Marketed as a healthier alternative to cigarettes, vaping is now being linked to a stream of bizarre lung illnesses causing shortness of breath, chest pain and vomiting.

Six people have died from a severe lung illness linked to vaping. More than 200 people, mostly teens or young adults, in 25 states have developed a mysterious illness after using an e-cigarette, reporting respiratory symptoms, such as shortness of breath, chest pain and coughing. Doctors have likened the illnesses to the body reacting to a caustic substance that is inhaled, like an inhalation injury.

“The use of electronic cigarettes, or vaping, has become very popular with teens. This is disturbing because nicotine can have a significant impact on the developing brain,” said Dr.
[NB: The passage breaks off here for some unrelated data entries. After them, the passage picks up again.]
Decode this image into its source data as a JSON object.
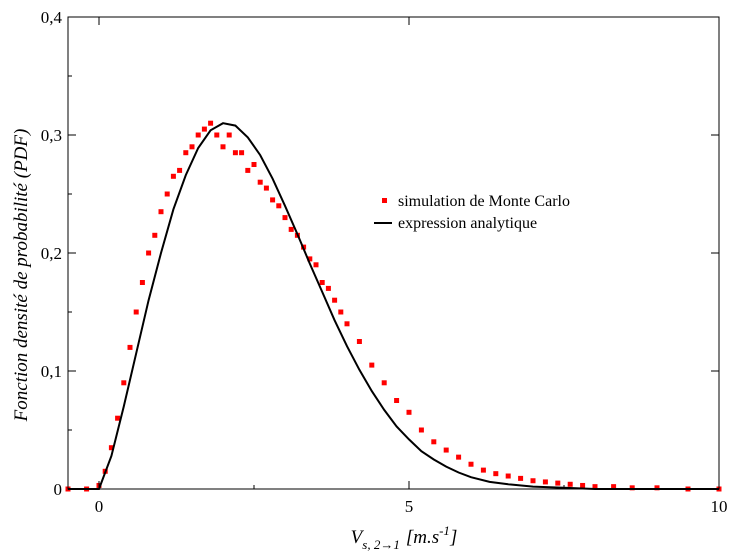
{
  "chart_data": {
    "type": "scatter",
    "title": "",
    "ylabel": "Fonction densité de probabilité (PDF)",
    "xlabel_main": "V",
    "xlabel_sub": "s, 2→1",
    "xlabel_unit": "[m.s",
    "xlabel_sup": "-1",
    "xlabel_close": "]",
    "xlim": [
      -0.5,
      10
    ],
    "ylim": [
      0,
      0.4
    ],
    "xticks": [
      0,
      5,
      10
    ],
    "xtick_labels": [
      "0",
      "5",
      "10"
    ],
    "yticks": [
      0,
      0.1,
      0.2,
      0.3,
      0.4
    ],
    "ytick_labels": [
      "0",
      "0,1",
      "0,2",
      "0,3",
      "0,4"
    ],
    "grid": false,
    "legend_position": "center-right",
    "colors": {
      "simulation": "#ff0000",
      "analytic": "#000000"
    },
    "series": [
      {
        "name": "simulation de Monte Carlo",
        "kind": "scatter",
        "x": [
          -0.5,
          -0.2,
          0.0,
          0.1,
          0.2,
          0.3,
          0.4,
          0.5,
          0.6,
          0.7,
          0.8,
          0.9,
          1.0,
          1.1,
          1.2,
          1.3,
          1.4,
          1.5,
          1.6,
          1.7,
          1.8,
          1.9,
          2.0,
          2.1,
          2.2,
          2.3,
          2.4,
          2.5,
          2.6,
          2.7,
          2.8,
          2.9,
          3.0,
          3.1,
          3.2,
          3.3,
          3.4,
          3.5,
          3.6,
          3.7,
          3.8,
          3.9,
          4.0,
          4.2,
          4.4,
          4.6,
          4.8,
          5.0,
          5.2,
          5.4,
          5.6,
          5.8,
          6.0,
          6.2,
          6.4,
          6.6,
          6.8,
          7.0,
          7.2,
          7.4,
          7.6,
          7.8,
          8.0,
          8.3,
          8.6,
          9.0,
          9.5,
          10.0
        ],
        "y": [
          0.0,
          0.0,
          0.003,
          0.015,
          0.035,
          0.06,
          0.09,
          0.12,
          0.15,
          0.175,
          0.2,
          0.215,
          0.235,
          0.25,
          0.265,
          0.27,
          0.285,
          0.29,
          0.3,
          0.305,
          0.31,
          0.3,
          0.29,
          0.3,
          0.285,
          0.285,
          0.27,
          0.275,
          0.26,
          0.255,
          0.245,
          0.24,
          0.23,
          0.22,
          0.215,
          0.205,
          0.195,
          0.19,
          0.175,
          0.17,
          0.16,
          0.15,
          0.14,
          0.125,
          0.105,
          0.09,
          0.075,
          0.065,
          0.05,
          0.04,
          0.033,
          0.027,
          0.021,
          0.016,
          0.013,
          0.011,
          0.009,
          0.007,
          0.006,
          0.005,
          0.004,
          0.003,
          0.002,
          0.002,
          0.001,
          0.001,
          0.0,
          0.0
        ]
      },
      {
        "name": "expression analytique",
        "kind": "line",
        "x": [
          -0.5,
          0.0,
          0.2,
          0.4,
          0.6,
          0.8,
          1.0,
          1.2,
          1.4,
          1.6,
          1.8,
          2.0,
          2.2,
          2.4,
          2.6,
          2.8,
          3.0,
          3.2,
          3.4,
          3.6,
          3.8,
          4.0,
          4.2,
          4.4,
          4.6,
          4.8,
          5.0,
          5.2,
          5.4,
          5.6,
          5.8,
          6.0,
          6.3,
          6.6,
          7.0,
          7.5,
          8.0,
          9.0,
          10.0
        ],
        "y": [
          0.0,
          0.0,
          0.028,
          0.07,
          0.115,
          0.16,
          0.2,
          0.237,
          0.266,
          0.289,
          0.304,
          0.31,
          0.308,
          0.298,
          0.283,
          0.263,
          0.24,
          0.216,
          0.191,
          0.167,
          0.143,
          0.121,
          0.101,
          0.083,
          0.067,
          0.053,
          0.042,
          0.032,
          0.025,
          0.019,
          0.014,
          0.01,
          0.006,
          0.004,
          0.002,
          0.001,
          0.0,
          0.0,
          0.0
        ]
      }
    ]
  }
}
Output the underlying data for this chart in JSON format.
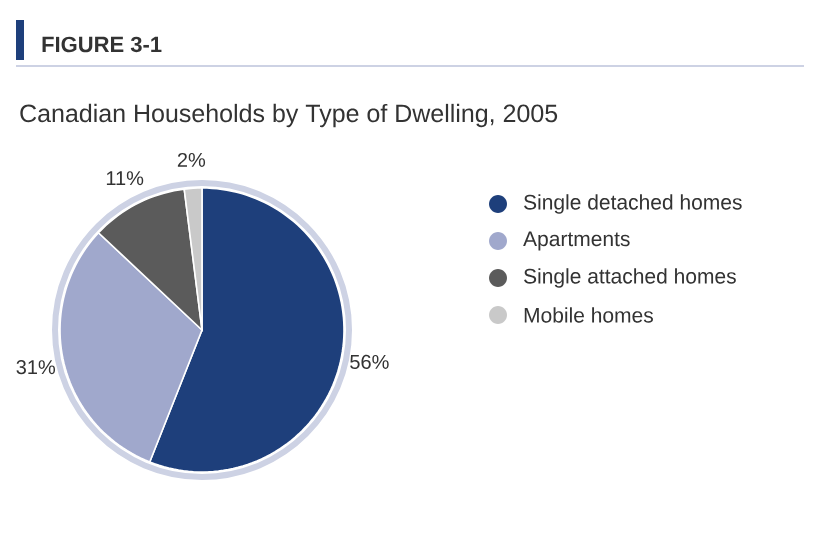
{
  "chart_data": {
    "type": "pie",
    "title": "Canadian Households by Type of Dwelling, 2005",
    "annotations": [
      "FIGURE 3-1"
    ],
    "categories": [
      "Single detached homes",
      "Apartments",
      "Single attached homes",
      "Mobile homes"
    ],
    "values": [
      56,
      31,
      11,
      2
    ],
    "colors": [
      "#1e3f7b",
      "#a0a8cc",
      "#5b5b5b",
      "#c9c9c9"
    ],
    "value_labels": [
      "56%",
      "31%",
      "11%",
      "2%"
    ],
    "legend": "right"
  }
}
J. Craig Allen, medical director of Rushford. “Attention, concentration and memory can all be impacted and using nicotine in adolescence or young adulthood is associated with the development of other addictions later in life.”

Manufacturers have been accused of marketing to younger users with a variety of flavored vaping products, which can introduce even more harmful chemicals – ultrafine particles, diacetyl, formaldehyde, benzene and heavy metals like nickel, tin and lead — to the body. Pods used for vaping come in such flavors as grape soda, Froopy (tasting like Fruit Loops cereal), watermelon ice, wild cherry, strawberry milk and mint.
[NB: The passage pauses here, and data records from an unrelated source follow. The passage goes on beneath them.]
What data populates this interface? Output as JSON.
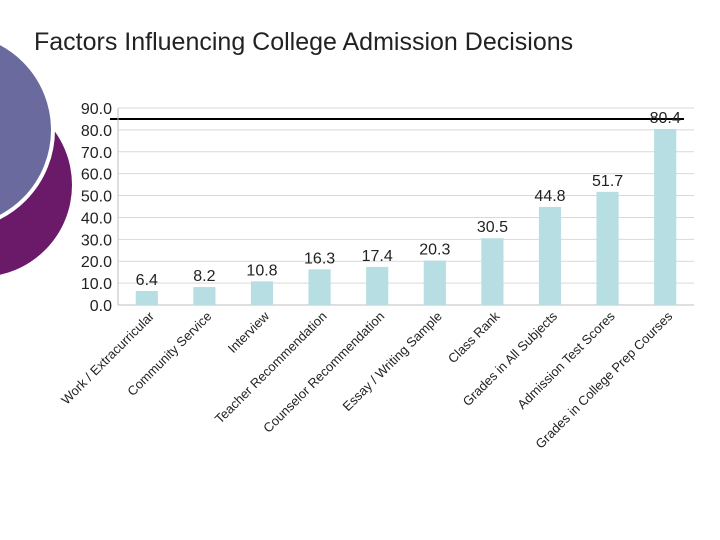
{
  "slide": {
    "title": "Factors Influencing College Admission Decisions",
    "accent_colors": {
      "lavender": "#6a6a9e",
      "purple": "#6b1a6a"
    }
  },
  "chart_data": {
    "type": "bar",
    "title": "",
    "xlabel": "",
    "ylabel": "",
    "categories": [
      "Work / Extracurricular",
      "Community Service",
      "Interview",
      "Teacher Recommendation",
      "Counselor Recommendation",
      "Essay / Writing Sample",
      "Class Rank",
      "Grades in All Subjects",
      "Admission Test Scores",
      "Grades in College Prep Courses"
    ],
    "values": [
      6.4,
      8.2,
      10.8,
      16.3,
      17.4,
      20.3,
      30.5,
      44.8,
      51.7,
      80.4
    ],
    "value_labels": [
      "6.4",
      "8.2",
      "10.8",
      "16.3",
      "17.4",
      "20.3",
      "30.5",
      "44.8",
      "51.7",
      "80.4"
    ],
    "ylim": [
      0,
      90
    ],
    "yticks": [
      "0.0",
      "10.0",
      "20.0",
      "30.0",
      "40.0",
      "50.0",
      "60.0",
      "70.0",
      "80.0",
      "90.0"
    ],
    "grid": true,
    "legend": "none",
    "bar_color": "#b7dee3",
    "grid_color": "#d9d9d9",
    "axis_color": "#bfbfbf"
  }
}
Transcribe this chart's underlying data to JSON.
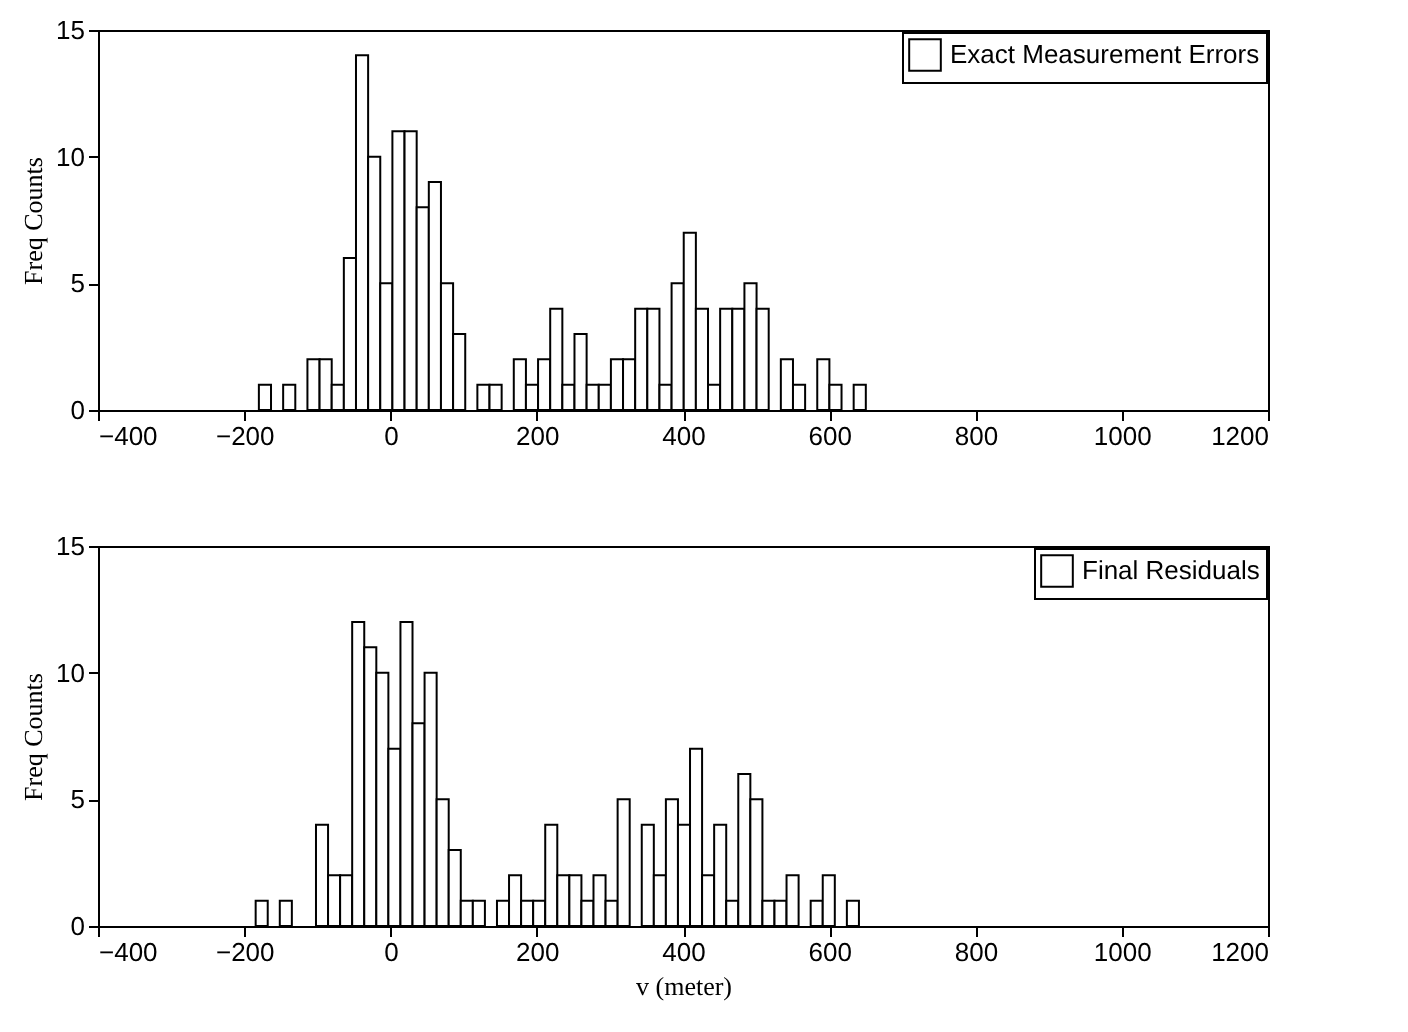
{
  "chart_data": [
    {
      "type": "histogram",
      "ylabel": "Freq Counts",
      "legend": "top right",
      "grid": false,
      "xlim": [
        -400,
        1200
      ],
      "xticks": [
        -400,
        -200,
        0,
        200,
        400,
        600,
        800,
        1000,
        1200
      ],
      "ylim": [
        0,
        15
      ],
      "yticks": [
        0,
        5,
        10,
        15
      ],
      "bins": [
        -180,
        -163.4,
        -146.8,
        -130.2,
        -113.6,
        -97,
        -80.4,
        -63.8,
        -47.2,
        -30.6,
        -14,
        2.6,
        19.2,
        35.8,
        52.4,
        69,
        85.6,
        102.2,
        118.8,
        135.4,
        152,
        168.6,
        185.2,
        201.8,
        218.4,
        235,
        251.6,
        268.2,
        284.8,
        301.4,
        318,
        334.6,
        351.2,
        367.8,
        384.4,
        401,
        417.6,
        434.2,
        450.8,
        467.4,
        484,
        500.6,
        517.2,
        533.8,
        550.4,
        567,
        583.6,
        600.2,
        616.8,
        633.4,
        650
      ],
      "series": [
        {
          "name": "Exact Measurement Errors",
          "color": "#ffffff",
          "values": [
            1,
            0,
            1,
            0,
            2,
            2,
            1,
            6,
            14,
            10,
            5,
            11,
            11,
            8,
            9,
            5,
            3,
            0,
            1,
            1,
            0,
            2,
            1,
            2,
            4,
            1,
            3,
            1,
            1,
            2,
            2,
            4,
            4,
            1,
            5,
            7,
            4,
            1,
            4,
            4,
            5,
            4,
            0,
            2,
            1,
            0,
            2,
            1,
            0,
            1
          ]
        }
      ]
    },
    {
      "type": "histogram",
      "ylabel": "Freq Counts",
      "xlabel": "v (meter)",
      "legend": "top right",
      "grid": false,
      "xlim": [
        -400,
        1200
      ],
      "xticks": [
        -400,
        -200,
        0,
        200,
        400,
        600,
        800,
        1000,
        1200
      ],
      "ylim": [
        0,
        15
      ],
      "yticks": [
        0,
        5,
        10,
        15
      ],
      "bins": [
        -184.4,
        -167.9,
        -151.4,
        -134.9,
        -118.4,
        -101.9,
        -85.4,
        -68.9,
        -52.4,
        -35.9,
        -19.4,
        -2.9,
        13.6,
        30.1,
        46.6,
        63.1,
        79.6,
        96.1,
        112.6,
        129.1,
        145.6,
        162.1,
        178.6,
        195.1,
        211.6,
        228.1,
        244.6,
        261.1,
        277.6,
        294.1,
        310.6,
        327.1,
        343.6,
        360.1,
        376.6,
        393.1,
        409.6,
        426.1,
        442.6,
        459.1,
        475.6,
        492.1,
        508.6,
        525.1,
        541.6,
        558.1,
        574.6,
        591.1,
        607.6,
        624.1,
        640.6
      ],
      "series": [
        {
          "name": "Final Residuals",
          "color": "#ffffff",
          "values": [
            1,
            0,
            1,
            0,
            0,
            4,
            2,
            2,
            12,
            11,
            10,
            7,
            12,
            8,
            10,
            5,
            3,
            1,
            1,
            0,
            1,
            2,
            1,
            1,
            4,
            2,
            2,
            1,
            2,
            1,
            5,
            0,
            4,
            2,
            5,
            4,
            7,
            2,
            4,
            1,
            6,
            5,
            1,
            1,
            2,
            0,
            1,
            2,
            0,
            1
          ]
        }
      ]
    }
  ]
}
A recent article in the American Journal of Preventive Medicine indicates that there remain “notable gaps in parents’ awareness of Juul,” an e-cigarette brand. Only 44 percent could identify an image of Juul as a vaping device.

“Through the years, a public health approach has been very successful in decreasing cigarette use,” Dr. Allen said. “Now we need to use a similar approach to educate parents and protect children from the harms of vaping. One in every five high school students and one in every 20 middle school students vape regularly. Connecticut schools suspended or expelled six times as many students for vaping in the 2017-18 school year as just two years earlier. It’s rampant and kids who vape are four times more likely to transition to smoking tobacco cigarettes.”

He suggests parents talk with their teens and pre-teens about vaping and e-cigarettes armed with credible information they can find here.

His other tips include:

  • Avoid criticism and lecturing. “You want to start an open, honest conversation with your kids,” he said. “Be ready to listen.”
  • Find the right moment. Try using a situation – seeing an ad or someone vaping – as a prompt for the conversation. Ask them what they think about it.
  • Enlist help. Your child’s primary care physician, teacher, coach or another relative can all be called upon to speak to them.
  • Answer questions. If you don’t know the answer, go to the Surgeon General’s website together and look for it.
  • Set a positive example. If you smoke, try quitting. For help, go to smokefree.gov or call 800.QUIT.NOW.